I can’t find any official literature on diet affecting the outcome of placenta accreta rates, sadly. The research just doesn’t seem to exist yet. That said, every doctor and nurse I spoke to at Mt. Sinai Hospital in New York, the place that let me hang on to life a bit longer, had the same advice. Eat lots of lean protein, low or no sodium foods, and whole low carb options.
My favorite nurse told me I’d need to add protein to just about everything I was eating. Why? To give my baby even a few extra ounces of body weight because she’d be missing the vital last few weeks of fat-gaining time on the inside. As gross as they were, I’m pretty sure all those hard boiled eggs and bunless burgers helped. My daughter was born a few ounces beyond similar babies of her gestation. As any NICU mom will tell you, every ounce is a miracle. She also survived when her first NICU roommate, another accreta baby, didn’t make it.
You NEED a support network
No, your best friend since childhood isn’t going to understand. Your significant other will not understand. Fibroids are not the same, even if they result in bleeding and hysterectomy. A near death experience is not the same. Nobody on the planet can understand the feeling of the most precious part of yourself, your baby, living under constant threat while you’re fighting for your own life unless they’ve been there. Your loved ones will do their best to understand, but hopefully they never will. That’s why finding a local accreta support group chapter is essential for your emotional survival. The way you come out of this delivery will forever change the way you see everyone around you, so prepare for that as well. I found a lot of comfort, strength, and information in this Facebook group.
Do you believe in something? Now is the time.
Get busy praying, because with so many moving factors and parts, you can’t control 100% of your fate. Make your way back to whatever gives you a sense of purpose in this universe, because you’ll need it. Meditate, pray, and express gratitude for each day. Now let’s talk about the elephant in the room.
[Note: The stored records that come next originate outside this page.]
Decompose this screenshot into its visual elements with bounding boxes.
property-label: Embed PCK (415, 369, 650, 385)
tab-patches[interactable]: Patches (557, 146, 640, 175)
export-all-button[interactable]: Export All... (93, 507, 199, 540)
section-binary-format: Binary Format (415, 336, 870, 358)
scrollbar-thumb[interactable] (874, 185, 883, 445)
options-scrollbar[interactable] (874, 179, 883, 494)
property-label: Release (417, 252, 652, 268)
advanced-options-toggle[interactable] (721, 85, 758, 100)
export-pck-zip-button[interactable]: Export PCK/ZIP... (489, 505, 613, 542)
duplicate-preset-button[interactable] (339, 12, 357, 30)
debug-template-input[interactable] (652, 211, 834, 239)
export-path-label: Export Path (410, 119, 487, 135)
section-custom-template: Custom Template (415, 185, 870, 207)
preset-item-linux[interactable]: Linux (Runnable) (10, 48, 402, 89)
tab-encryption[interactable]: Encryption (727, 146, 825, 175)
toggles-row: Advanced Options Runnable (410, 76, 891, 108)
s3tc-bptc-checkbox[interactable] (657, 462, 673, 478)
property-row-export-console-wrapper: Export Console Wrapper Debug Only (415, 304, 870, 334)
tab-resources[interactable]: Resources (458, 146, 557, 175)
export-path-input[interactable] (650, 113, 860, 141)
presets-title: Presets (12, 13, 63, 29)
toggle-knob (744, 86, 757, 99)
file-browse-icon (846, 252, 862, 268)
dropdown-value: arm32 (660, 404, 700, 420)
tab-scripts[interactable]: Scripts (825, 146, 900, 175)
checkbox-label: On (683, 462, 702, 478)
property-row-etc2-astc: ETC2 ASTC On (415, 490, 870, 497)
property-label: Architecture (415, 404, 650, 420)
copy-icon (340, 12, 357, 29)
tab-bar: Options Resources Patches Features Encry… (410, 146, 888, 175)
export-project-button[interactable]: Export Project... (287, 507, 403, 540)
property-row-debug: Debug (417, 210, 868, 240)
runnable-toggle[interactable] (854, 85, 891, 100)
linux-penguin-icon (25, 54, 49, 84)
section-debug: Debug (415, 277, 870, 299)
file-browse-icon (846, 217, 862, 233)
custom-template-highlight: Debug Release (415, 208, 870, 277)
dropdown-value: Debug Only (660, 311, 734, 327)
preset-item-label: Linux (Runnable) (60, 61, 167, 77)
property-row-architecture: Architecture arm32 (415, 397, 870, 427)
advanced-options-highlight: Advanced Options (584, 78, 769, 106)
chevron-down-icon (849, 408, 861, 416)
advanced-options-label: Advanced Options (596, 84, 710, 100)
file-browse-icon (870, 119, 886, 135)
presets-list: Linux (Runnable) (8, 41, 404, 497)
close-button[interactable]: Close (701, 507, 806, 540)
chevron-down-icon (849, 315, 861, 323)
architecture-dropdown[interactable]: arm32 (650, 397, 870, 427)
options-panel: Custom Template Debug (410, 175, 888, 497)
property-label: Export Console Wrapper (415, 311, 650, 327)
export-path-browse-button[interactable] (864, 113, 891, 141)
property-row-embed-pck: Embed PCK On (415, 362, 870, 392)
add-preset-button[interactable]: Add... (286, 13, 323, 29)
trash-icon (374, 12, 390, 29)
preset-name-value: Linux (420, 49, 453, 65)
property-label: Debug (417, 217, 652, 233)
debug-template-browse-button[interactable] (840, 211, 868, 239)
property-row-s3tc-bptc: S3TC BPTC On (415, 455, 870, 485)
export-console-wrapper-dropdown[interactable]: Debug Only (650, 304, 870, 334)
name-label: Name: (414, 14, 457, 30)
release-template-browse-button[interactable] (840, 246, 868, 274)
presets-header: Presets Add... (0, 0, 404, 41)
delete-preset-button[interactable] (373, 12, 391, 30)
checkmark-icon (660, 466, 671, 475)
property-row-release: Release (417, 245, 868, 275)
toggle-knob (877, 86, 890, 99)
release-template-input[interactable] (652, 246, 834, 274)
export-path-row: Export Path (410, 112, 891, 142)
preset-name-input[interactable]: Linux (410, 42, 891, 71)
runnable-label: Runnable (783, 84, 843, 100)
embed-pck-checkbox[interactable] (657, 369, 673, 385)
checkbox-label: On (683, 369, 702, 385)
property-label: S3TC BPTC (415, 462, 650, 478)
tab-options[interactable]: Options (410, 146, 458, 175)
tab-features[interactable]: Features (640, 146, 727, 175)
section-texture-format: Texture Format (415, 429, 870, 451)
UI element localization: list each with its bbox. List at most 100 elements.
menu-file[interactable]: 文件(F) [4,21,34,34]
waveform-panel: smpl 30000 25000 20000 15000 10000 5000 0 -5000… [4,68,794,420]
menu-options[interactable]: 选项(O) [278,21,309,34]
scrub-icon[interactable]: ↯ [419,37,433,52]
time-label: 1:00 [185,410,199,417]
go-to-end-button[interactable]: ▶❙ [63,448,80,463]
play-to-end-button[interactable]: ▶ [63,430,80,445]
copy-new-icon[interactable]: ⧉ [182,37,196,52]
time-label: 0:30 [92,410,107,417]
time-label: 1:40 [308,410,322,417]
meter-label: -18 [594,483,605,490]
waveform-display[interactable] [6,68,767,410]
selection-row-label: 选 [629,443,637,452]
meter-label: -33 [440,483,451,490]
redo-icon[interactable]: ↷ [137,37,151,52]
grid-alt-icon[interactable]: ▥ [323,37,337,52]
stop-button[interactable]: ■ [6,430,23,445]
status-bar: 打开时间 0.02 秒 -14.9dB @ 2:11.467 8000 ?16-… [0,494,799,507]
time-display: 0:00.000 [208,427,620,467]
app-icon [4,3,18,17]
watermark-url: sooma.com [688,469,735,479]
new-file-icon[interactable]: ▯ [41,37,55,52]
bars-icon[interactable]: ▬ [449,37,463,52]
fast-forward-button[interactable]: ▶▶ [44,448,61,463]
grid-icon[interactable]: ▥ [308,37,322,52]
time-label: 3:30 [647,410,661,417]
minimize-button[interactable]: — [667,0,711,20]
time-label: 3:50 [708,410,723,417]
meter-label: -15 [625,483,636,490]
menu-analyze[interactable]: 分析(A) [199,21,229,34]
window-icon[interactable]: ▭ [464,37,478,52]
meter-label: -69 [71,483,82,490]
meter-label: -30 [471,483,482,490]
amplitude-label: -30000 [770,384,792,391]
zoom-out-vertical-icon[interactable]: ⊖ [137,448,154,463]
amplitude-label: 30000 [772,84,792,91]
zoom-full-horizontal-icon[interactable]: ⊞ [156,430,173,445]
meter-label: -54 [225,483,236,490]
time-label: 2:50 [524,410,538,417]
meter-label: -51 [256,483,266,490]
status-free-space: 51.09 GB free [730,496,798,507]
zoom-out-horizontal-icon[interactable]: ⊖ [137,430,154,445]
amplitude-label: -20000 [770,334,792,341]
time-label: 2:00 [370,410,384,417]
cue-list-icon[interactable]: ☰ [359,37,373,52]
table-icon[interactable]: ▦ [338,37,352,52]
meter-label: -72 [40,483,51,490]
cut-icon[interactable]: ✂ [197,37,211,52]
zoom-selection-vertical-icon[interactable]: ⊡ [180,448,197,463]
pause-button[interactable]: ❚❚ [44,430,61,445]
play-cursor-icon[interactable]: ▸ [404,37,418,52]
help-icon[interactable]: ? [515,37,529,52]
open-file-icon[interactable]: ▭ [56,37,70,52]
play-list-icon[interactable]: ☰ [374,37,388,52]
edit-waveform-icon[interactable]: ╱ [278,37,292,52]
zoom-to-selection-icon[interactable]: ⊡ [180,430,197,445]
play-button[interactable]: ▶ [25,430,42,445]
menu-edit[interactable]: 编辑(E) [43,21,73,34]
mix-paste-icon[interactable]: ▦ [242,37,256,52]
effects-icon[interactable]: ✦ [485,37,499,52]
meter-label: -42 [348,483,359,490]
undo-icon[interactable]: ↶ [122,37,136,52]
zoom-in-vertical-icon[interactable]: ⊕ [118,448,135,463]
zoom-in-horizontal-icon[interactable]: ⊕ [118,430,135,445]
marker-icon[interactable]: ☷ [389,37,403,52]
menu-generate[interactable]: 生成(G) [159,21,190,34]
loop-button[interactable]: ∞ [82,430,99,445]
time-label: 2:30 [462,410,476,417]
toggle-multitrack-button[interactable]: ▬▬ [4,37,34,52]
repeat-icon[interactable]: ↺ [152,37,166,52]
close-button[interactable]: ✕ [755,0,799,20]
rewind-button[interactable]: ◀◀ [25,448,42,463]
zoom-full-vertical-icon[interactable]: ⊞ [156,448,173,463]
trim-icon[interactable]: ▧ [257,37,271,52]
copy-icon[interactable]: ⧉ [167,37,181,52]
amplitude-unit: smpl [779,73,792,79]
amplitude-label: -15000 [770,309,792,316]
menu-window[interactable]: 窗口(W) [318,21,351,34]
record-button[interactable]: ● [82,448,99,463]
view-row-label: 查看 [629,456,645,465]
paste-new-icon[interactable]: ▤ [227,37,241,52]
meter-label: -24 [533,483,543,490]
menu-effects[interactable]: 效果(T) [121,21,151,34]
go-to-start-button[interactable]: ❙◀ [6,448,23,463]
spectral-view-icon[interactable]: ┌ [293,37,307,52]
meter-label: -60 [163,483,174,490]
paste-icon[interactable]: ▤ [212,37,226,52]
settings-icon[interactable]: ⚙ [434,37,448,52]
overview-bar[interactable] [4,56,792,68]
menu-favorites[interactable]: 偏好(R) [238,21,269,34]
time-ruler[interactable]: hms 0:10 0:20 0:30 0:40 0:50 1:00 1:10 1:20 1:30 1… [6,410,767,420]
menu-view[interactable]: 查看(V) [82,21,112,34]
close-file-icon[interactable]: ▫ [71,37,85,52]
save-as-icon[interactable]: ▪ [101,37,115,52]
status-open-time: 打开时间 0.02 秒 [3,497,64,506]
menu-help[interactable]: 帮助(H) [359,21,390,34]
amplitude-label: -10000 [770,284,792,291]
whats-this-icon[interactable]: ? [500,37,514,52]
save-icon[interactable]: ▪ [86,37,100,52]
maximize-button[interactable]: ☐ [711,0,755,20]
Is placenta accreta deadly? That depends on who you ask. I have personally known more than a few women who haven’t lived to tell their stories. I cry just thinking about it. One of my own friends lost her week-old baby. She couldn’t say goodbye because she was still in a medically-induced coma when he passed in the NICU.
Maternal death statistics fall at about 14%, but I haven’t found any official statistics for infant death from accreta. Every accreta mom should have a Living Will in place (a fellow mom and elected judge suggested this site for those low on time and cash). Even if your own diagnosis is pretty mild, it can’t hurt to have a living will. Every accreta survivor I’ve known has spent some time in a medically-induced coma in the ICU post-op. Unfortunately, you may not have the chance to spell out your wishes after the surgery.
This post was purely what I wish I had known during my own placenta accreta pregnancy. I am not a doctor, so please consult your own for treatment.